I went away disconsolate; I did not feel capable of doing better. I wanted to throw the whole thing into the fire; I spent from eight till eleven o'clock in the evening in my entresol, seated at my table, with my forehead resting on the back of my hands opened and spread out over my paper. I was angry with Fontanes; I was angry with myself; I did not even try to write, so great was my despair of self. Towards midnight, I heard the voice of my turtle-doves, softened by distance and rendered more plaintive by the prison in which I kept them confined: inspiration returned to me; I then and there wrote the speech of the missionary, without a single interlineation, without erasing a word, just as it remained and as it stands to-day. With a beating heart, I took it in the morning to Fontanes, who exclaimed:

"That's it, that's right! I told you you could do better!"

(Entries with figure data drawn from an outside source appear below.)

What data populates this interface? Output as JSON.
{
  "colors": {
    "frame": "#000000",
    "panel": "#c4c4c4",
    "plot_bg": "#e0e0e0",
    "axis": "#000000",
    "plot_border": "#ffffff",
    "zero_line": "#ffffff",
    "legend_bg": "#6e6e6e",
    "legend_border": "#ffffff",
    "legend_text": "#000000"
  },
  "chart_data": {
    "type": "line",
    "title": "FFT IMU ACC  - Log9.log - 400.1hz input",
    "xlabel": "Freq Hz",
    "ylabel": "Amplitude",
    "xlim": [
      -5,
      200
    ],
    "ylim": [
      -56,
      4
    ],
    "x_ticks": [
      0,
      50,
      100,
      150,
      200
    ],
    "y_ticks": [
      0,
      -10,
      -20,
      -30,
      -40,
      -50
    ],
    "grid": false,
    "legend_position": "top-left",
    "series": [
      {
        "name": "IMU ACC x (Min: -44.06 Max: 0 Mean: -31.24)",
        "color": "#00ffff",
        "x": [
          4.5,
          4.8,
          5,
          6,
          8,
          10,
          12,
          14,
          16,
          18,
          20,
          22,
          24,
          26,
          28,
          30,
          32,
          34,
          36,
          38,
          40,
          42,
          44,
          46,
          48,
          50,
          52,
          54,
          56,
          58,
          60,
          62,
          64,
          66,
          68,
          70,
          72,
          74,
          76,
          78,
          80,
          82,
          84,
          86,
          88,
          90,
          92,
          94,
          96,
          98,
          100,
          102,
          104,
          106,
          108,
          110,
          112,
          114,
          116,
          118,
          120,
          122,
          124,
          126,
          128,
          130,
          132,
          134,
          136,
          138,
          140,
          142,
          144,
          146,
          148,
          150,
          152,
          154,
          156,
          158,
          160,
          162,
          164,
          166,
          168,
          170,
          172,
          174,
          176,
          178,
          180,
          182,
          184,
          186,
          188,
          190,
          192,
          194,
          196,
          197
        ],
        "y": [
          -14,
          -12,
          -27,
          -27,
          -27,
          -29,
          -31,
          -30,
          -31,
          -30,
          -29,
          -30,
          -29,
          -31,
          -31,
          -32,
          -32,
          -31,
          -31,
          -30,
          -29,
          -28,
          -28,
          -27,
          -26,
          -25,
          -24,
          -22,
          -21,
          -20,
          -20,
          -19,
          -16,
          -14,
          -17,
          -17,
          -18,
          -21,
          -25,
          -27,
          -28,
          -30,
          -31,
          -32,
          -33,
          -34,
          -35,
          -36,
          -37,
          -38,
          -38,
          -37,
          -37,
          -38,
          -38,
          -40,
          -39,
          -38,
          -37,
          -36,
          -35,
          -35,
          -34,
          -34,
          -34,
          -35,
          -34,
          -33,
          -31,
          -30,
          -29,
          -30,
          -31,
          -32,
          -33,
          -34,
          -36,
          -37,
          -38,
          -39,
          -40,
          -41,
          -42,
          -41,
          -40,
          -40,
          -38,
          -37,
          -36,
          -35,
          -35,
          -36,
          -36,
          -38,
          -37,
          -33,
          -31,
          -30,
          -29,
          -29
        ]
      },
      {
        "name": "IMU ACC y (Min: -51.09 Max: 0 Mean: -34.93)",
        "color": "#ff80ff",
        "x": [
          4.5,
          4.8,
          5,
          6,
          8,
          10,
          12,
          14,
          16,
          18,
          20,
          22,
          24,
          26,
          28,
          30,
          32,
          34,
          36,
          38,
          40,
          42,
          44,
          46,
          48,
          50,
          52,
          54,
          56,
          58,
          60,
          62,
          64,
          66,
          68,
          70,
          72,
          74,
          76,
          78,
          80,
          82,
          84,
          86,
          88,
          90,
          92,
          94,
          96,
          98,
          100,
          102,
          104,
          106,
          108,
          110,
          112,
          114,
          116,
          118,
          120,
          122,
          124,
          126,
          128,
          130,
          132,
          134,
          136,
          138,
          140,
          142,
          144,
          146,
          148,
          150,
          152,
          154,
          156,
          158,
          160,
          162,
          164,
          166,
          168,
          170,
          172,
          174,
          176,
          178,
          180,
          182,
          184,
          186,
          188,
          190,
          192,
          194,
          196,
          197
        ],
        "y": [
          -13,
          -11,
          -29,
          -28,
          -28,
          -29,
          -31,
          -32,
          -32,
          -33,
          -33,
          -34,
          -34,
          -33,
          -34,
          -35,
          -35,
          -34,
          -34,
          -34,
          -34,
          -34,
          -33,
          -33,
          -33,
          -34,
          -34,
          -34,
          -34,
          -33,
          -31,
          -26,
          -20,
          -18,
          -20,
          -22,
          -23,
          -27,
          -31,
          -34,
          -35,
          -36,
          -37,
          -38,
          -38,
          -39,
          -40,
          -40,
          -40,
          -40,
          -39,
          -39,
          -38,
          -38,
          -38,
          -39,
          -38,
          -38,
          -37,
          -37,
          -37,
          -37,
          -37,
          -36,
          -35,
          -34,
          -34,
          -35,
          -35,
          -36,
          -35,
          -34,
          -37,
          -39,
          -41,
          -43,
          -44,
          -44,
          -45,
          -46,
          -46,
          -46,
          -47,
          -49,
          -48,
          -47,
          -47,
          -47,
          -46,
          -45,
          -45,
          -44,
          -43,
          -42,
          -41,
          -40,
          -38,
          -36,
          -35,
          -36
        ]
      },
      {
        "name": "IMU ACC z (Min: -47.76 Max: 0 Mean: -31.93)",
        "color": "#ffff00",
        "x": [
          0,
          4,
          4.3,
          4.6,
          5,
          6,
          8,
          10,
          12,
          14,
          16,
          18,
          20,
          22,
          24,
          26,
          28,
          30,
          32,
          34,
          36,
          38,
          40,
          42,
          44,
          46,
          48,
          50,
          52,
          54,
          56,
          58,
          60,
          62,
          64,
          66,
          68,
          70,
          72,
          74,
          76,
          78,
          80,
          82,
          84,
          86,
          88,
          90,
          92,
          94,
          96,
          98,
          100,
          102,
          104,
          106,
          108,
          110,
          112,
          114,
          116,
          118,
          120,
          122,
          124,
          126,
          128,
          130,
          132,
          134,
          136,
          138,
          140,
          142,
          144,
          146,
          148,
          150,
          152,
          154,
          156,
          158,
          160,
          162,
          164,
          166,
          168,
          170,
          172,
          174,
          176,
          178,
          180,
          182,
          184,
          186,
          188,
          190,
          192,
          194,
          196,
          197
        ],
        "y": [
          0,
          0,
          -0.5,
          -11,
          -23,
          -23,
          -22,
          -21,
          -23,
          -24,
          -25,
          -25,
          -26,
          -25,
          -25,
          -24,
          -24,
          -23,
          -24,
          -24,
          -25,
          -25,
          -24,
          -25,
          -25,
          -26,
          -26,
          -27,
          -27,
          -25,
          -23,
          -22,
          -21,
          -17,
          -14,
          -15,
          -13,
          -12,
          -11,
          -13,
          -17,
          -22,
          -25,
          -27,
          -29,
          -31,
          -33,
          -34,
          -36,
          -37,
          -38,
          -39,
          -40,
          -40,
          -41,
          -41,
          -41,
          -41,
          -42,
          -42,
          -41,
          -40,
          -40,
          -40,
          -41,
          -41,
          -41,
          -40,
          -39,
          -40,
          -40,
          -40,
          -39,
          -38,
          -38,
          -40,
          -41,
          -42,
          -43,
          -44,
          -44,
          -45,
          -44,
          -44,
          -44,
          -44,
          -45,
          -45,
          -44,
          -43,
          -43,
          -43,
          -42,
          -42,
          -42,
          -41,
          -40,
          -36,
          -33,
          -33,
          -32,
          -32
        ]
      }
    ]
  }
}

The noise which I have made in this world dates from the publication of Atala.[385] I ceased to live for myself and my public career commenced. After so many military successes, a literary success seemed a prodigy: people were hungering for it. The uncommon nature of the work added to the surprise of the crowd. Atala, falling into the midst of the literature of the Empire, of that classic school whose very sight, like that of a rejuvenated old woman, inspired boredom, was a sort of production of an unknown kind. People did not know whether to class it among the "monstrosities" or among the "beauties:" was it a Gorgon or a Venus? The assembled academicians discoursed learnedly upon its sex and its nature, in the same way as they made reports upon the Génie du Christianisme. The old century rejected, the new welcomed it.